Tout ça est un peu confus ? Servais Verherstraeten (CD&V), secrétaire d’Etat aux Réformes institutionnelles sous l’ère Di Rupo, a rassuré tout son monde :  » Si l’enchevêtrement des compétences le justifie, les Régions et l’autorité fédérale se concerteront pour réglementer la matière, afin que la réglementation proposée ne rende pas impossible ou exagérément difficile l’exercice, par les autres autorités compétentes, de leurs compétences. Cette concertation n’est toutefois pas une concertation juridiquement obligatoire, de sorte que celle-ci ne doit pas être reprise dans le dispositif de la loi spéciale.  » Ouf, tout s’éclaire.

Formation à la conduite automobile. Les Régions sont maîtresses des modalités d’apprentissage en auto-école, de l’organisation des examens pour décrocher le permis de conduire. Mais le fédéral reste compétent pour établir le contenu minimal des examens pratique et théorique, fixer les aptitudes nécessaires à la conduite d’un véhicule. Le permis de conduire provisoire, le permis à points ou les règles en matière de déchéance restent de son ressort.

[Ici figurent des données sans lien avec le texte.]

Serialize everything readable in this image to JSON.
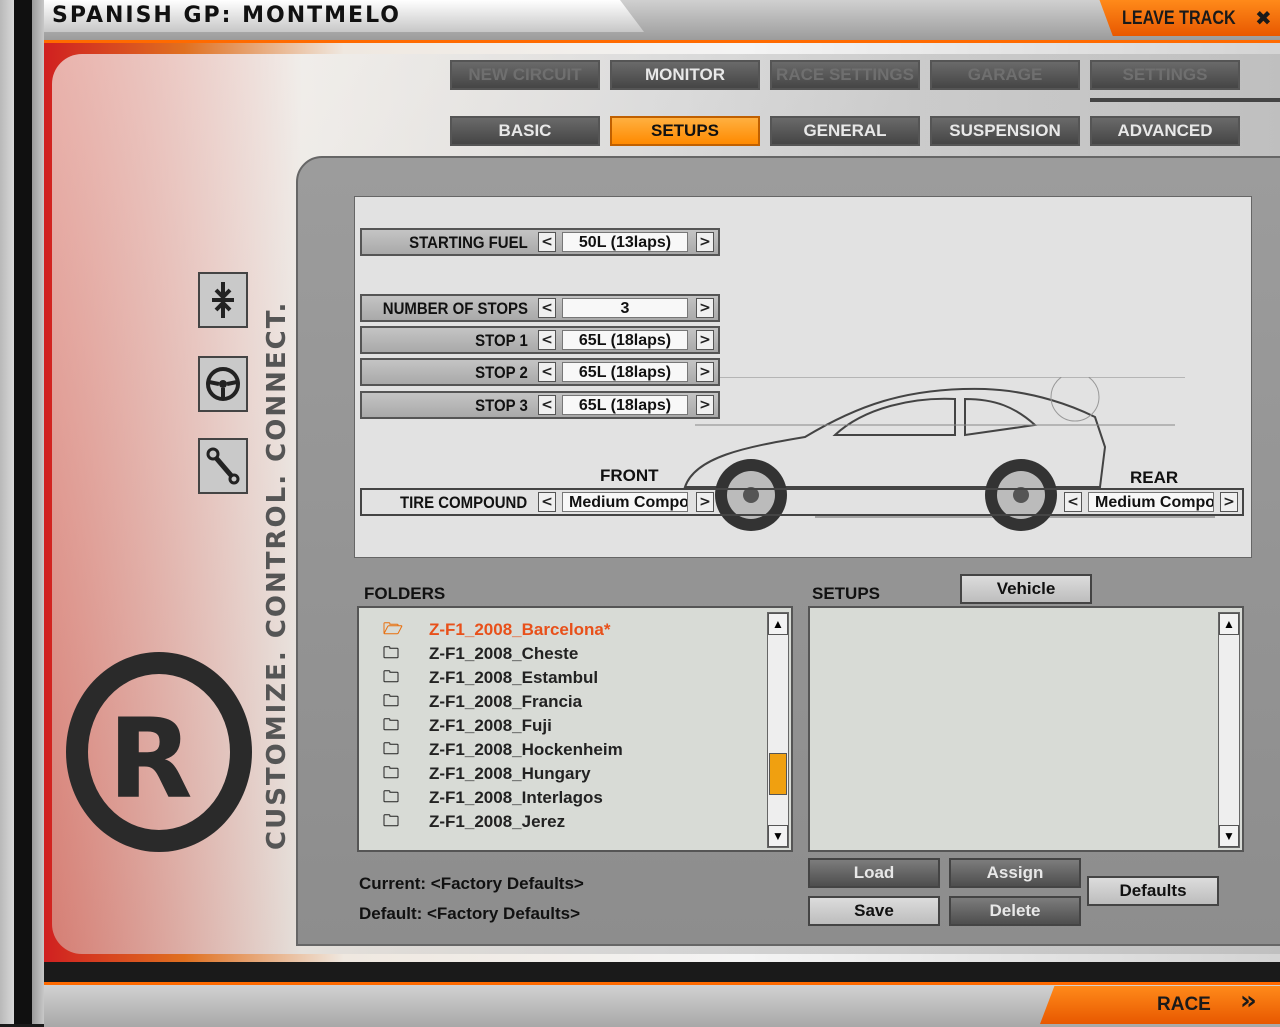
{
  "header": {
    "title": "SPANISH GP: MONTMELO",
    "leave_track": "LEAVE TRACK",
    "close_glyph": "✖"
  },
  "brand": {
    "slogan": "CUSTOMIZE. CONTROL. CONNECT.",
    "logo_letter": "R"
  },
  "top_tabs": [
    "NEW CIRCUIT",
    "MONITOR",
    "RACE SETTINGS",
    "GARAGE",
    "SETTINGS"
  ],
  "sub_tabs": [
    "BASIC",
    "SETUPS",
    "GENERAL",
    "SUSPENSION",
    "ADVANCED"
  ],
  "strategy": {
    "starting_fuel": {
      "label": "STARTING FUEL",
      "value": "50L (13laps)"
    },
    "number_of_stops": {
      "label": "NUMBER OF STOPS",
      "value": "3"
    },
    "stops": [
      {
        "label": "STOP 1",
        "value": "65L (18laps)"
      },
      {
        "label": "STOP 2",
        "value": "65L (18laps)"
      },
      {
        "label": "STOP 3",
        "value": "65L (18laps)"
      }
    ],
    "tire": {
      "label": "TIRE COMPOUND",
      "front_label": "FRONT",
      "rear_label": "REAR",
      "front_value": "Medium Compound",
      "rear_value": "Medium Compound"
    }
  },
  "folders": {
    "label": "FOLDERS",
    "items": [
      "Z-F1_2008_Barcelona*",
      "Z-F1_2008_Cheste",
      "Z-F1_2008_Estambul",
      "Z-F1_2008_Francia",
      "Z-F1_2008_Fuji",
      "Z-F1_2008_Hockenheim",
      "Z-F1_2008_Hungary",
      "Z-F1_2008_Interlagos",
      "Z-F1_2008_Jerez"
    ]
  },
  "setups": {
    "label": "SETUPS",
    "vehicle_button": "Vehicle"
  },
  "buttons": {
    "load": "Load",
    "assign": "Assign",
    "save": "Save",
    "delete": "Delete",
    "defaults": "Defaults"
  },
  "info": {
    "current": "Current:  <Factory Defaults>",
    "default": "Default:  <Factory Defaults>"
  },
  "footer": {
    "race": "RACE"
  },
  "colors": {
    "accent": "#ff8a00",
    "selected_folder": "#e8501a"
  }
}
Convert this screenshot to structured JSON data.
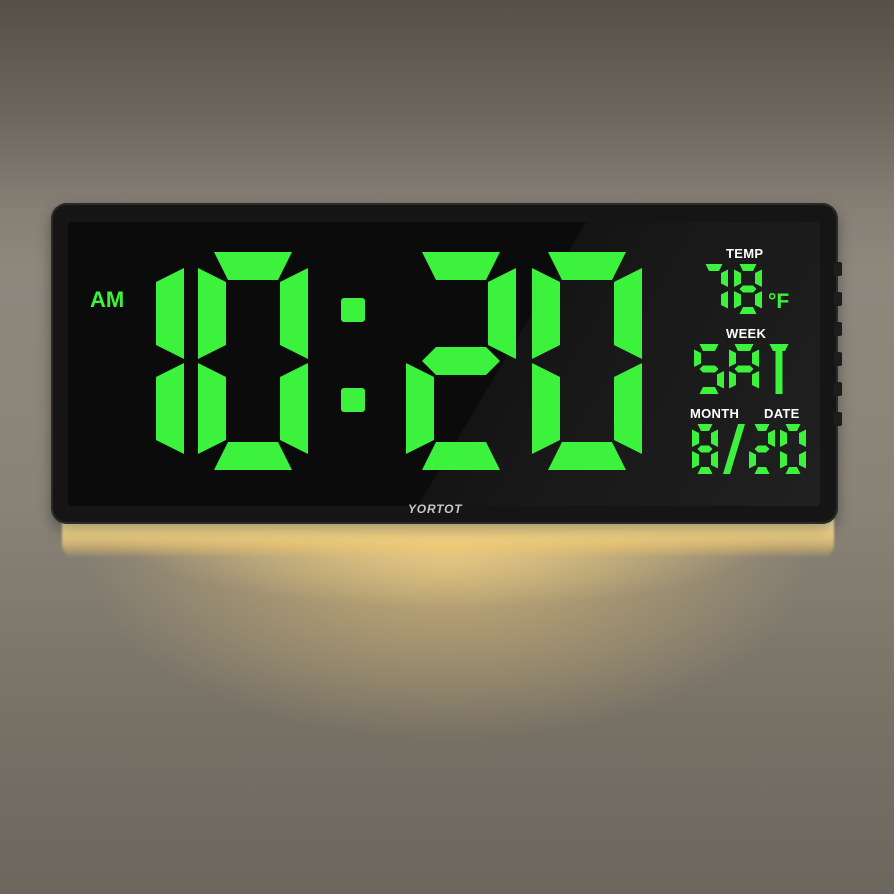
{
  "clock": {
    "brand": "YORTOT",
    "period": "AM",
    "hours": "10",
    "minutes": "20",
    "separator": ":",
    "temp_label": "TEMP",
    "temp_value": "78",
    "temp_unit": "°F",
    "week_label": "WEEK",
    "week_value": "SAT",
    "month_label": "MONTH",
    "date_label": "DATE",
    "date_value": "8/20"
  },
  "colors": {
    "display_green": "#3df23d",
    "label_white": "#ffffff",
    "body_black": "#151515",
    "night_light": "#f6d88a"
  }
}
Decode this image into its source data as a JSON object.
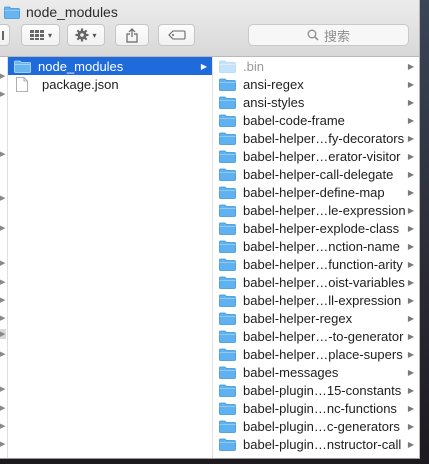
{
  "window": {
    "title": "node_modules"
  },
  "toolbar": {
    "search_placeholder": "搜索",
    "view_label": "▾",
    "action_label": "▾"
  },
  "colors": {
    "selection": "#1f6bdc",
    "folder": "#5fb2ef",
    "folder_dim": "#c5e3fa"
  },
  "column2": {
    "items": [
      {
        "label": "node_modules",
        "type": "folder",
        "selected": true
      },
      {
        "label": "package.json",
        "type": "file",
        "selected": false
      }
    ]
  },
  "column3": {
    "items": [
      {
        "label": ".bin",
        "dim": true
      },
      {
        "label": "ansi-regex"
      },
      {
        "label": "ansi-styles"
      },
      {
        "label": "babel-code-frame"
      },
      {
        "label": "babel-helper…fy-decorators"
      },
      {
        "label": "babel-helper…erator-visitor"
      },
      {
        "label": "babel-helper-call-delegate"
      },
      {
        "label": "babel-helper-define-map"
      },
      {
        "label": "babel-helper…le-expression"
      },
      {
        "label": "babel-helper-explode-class"
      },
      {
        "label": "babel-helper…nction-name"
      },
      {
        "label": "babel-helper…function-arity"
      },
      {
        "label": "babel-helper…oist-variables"
      },
      {
        "label": "babel-helper…ll-expression"
      },
      {
        "label": "babel-helper-regex"
      },
      {
        "label": "babel-helper…-to-generator"
      },
      {
        "label": "babel-helper…place-supers"
      },
      {
        "label": "babel-messages"
      },
      {
        "label": "babel-plugin…15-constants"
      },
      {
        "label": "babel-plugin…nc-functions"
      },
      {
        "label": "babel-plugin…c-generators"
      },
      {
        "label": "babel-plugin…nstructor-call"
      }
    ]
  }
}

Circulation automobile. Aux Régions le contrôle technique des véhicules, au fédéral la détermination des exigences techniques applicables à ces véhicules. Au cas où une Région s’aviserait de supprimer l’obligation de ceintures de sécurité à bord.

Pêle-mêle…

Les prix. Régions et Communautés sont à présent seules compétentes pour réglementer les prix dans leurs domaines d’action. Ce qui n’enlève en rien au fédéral sa politique des prix et son droit de bloquer  » ses  » prix, à condition de ne pas influer sur les prix  » régionaux  » ou  » communautaires « , sauf si c’est pour lutter contre l’inflation ou préserver la concurrence. Le dispositif n’a pas encore eu la chance d’être expérimenté. On brûle d’impatience.

Les animaux. Entrele bien-être animal confié aux Régions et les normes relatives à la santé animale et la sécurité de la chaîne alimentaire maintenues au fédéral, les abattages rituels oscillent. Autre cas de figure pas invraisemblable : le fédéral, au nom de la santé publique, pourrait décréter la tolérance zéro pour l’utilisation d’antibiotiques dans l’élevage. Une Région, la Flandre au hasard, pourrait objecter l’éthique animale et les soins à prodiguer au bétail pour contester l’interdit.

Ports et digues. Les Régions sont compétentes pour les normes techniques de sécurité en matière de construction et d’entretien des voies hydrauliques sans digues. Mais si le chantier contient un port ou une digue, le fédéral pointe le bout du nez.